As the election approaches, investors are casting their market vote for “uncertainty” and waiting for post-election clarity before determining where future risk-taking may be best rewarded.

CHART OF INTEREST – Volatility v. Volatility

Since early September, the S&P 500 Index has bounced sideways while trying to discern what the post-election environment may look like.  As it has moved back and forth within a ten percent range, the increased volatility has caused concern for some investors.  What does this indecisiveness tell us about the future opportunity? Are these declines signaling economic trouble ahead?  Or are they a result of investors pausing to better understand what the future may look like before redeploying capital.

To help understand what the recent volatility is telling us we can examine if the more fundamentally based fixed income markets are also behaving this way.  If so, then both markets may be signaling a warning sign of trouble ahead with heightened concerns about the future state of the economy and the impact it would have on the capital markets.  But if the fixed income markets are not confirming these concerns, it is likely that the equity market’s increased volatility is the result of investors taking a wait-and-see approach for more information before reaffirming their equity positioning. 
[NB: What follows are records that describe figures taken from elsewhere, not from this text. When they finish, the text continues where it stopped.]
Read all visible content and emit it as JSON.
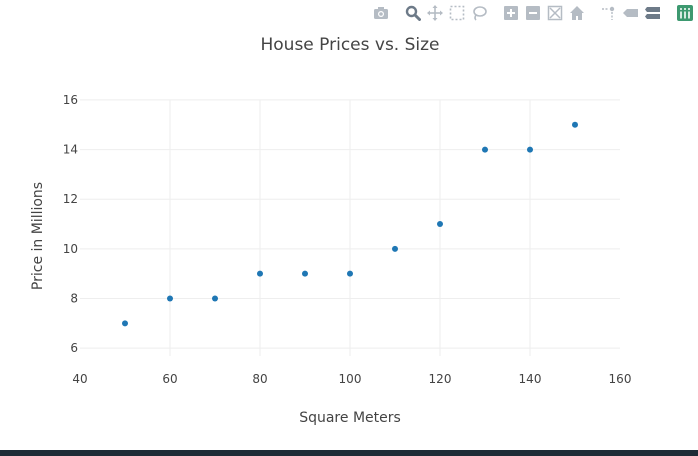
{
  "chart_data": {
    "type": "scatter",
    "title": "House Prices vs. Size",
    "xlabel": "Square Meters",
    "ylabel": "Price in Millions",
    "xlim": [
      40,
      160
    ],
    "ylim": [
      5.2,
      16.4
    ],
    "xticks": [
      "40",
      "60",
      "80",
      "100",
      "120",
      "140",
      "160"
    ],
    "yticks": [
      "6",
      "8",
      "10",
      "12",
      "14",
      "16"
    ],
    "grid": true,
    "marker_color": "#1f77b4",
    "series": [
      {
        "x": [
          50,
          60,
          70,
          80,
          90,
          100,
          110,
          120,
          130,
          140,
          150
        ],
        "y": [
          7,
          8,
          8,
          9,
          9,
          9,
          10,
          11,
          14,
          14,
          15
        ]
      }
    ]
  },
  "modebar": {
    "icons": [
      "camera-icon",
      "zoom-icon",
      "pan-icon",
      "box-select-icon",
      "lasso-icon",
      "zoom-in-icon",
      "zoom-out-icon",
      "autoscale-icon",
      "home-icon",
      "spike-lines-icon",
      "hover-closest-icon",
      "hover-compare-icon",
      "plotly-logo-icon"
    ],
    "active_icon": "zoom-icon",
    "icon_color": "#b5bcc4",
    "active_color": "#6d7a88",
    "logo_color": "#3d9970"
  }
}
To analyze this, the chart below compares the VIX Index (an index tracking the volatility of the S&P 500 Index) to an index of credit default swaps for a basket of corporate bonds (the MARKIT 10yr investment grade credit default swaps index).  When the cost of the credit default swaps is rising, investors are concerned that economic conditions may not be sufficient for certain issuers to be able to repay their bondholders. 

But the chart shows that, for now, the credit default swaps index has been stable, suggesting that the equity market volatility is more about the uncertainty of both the election and rising COVID cases, rather than fears of a sustained, imminent economic downturn.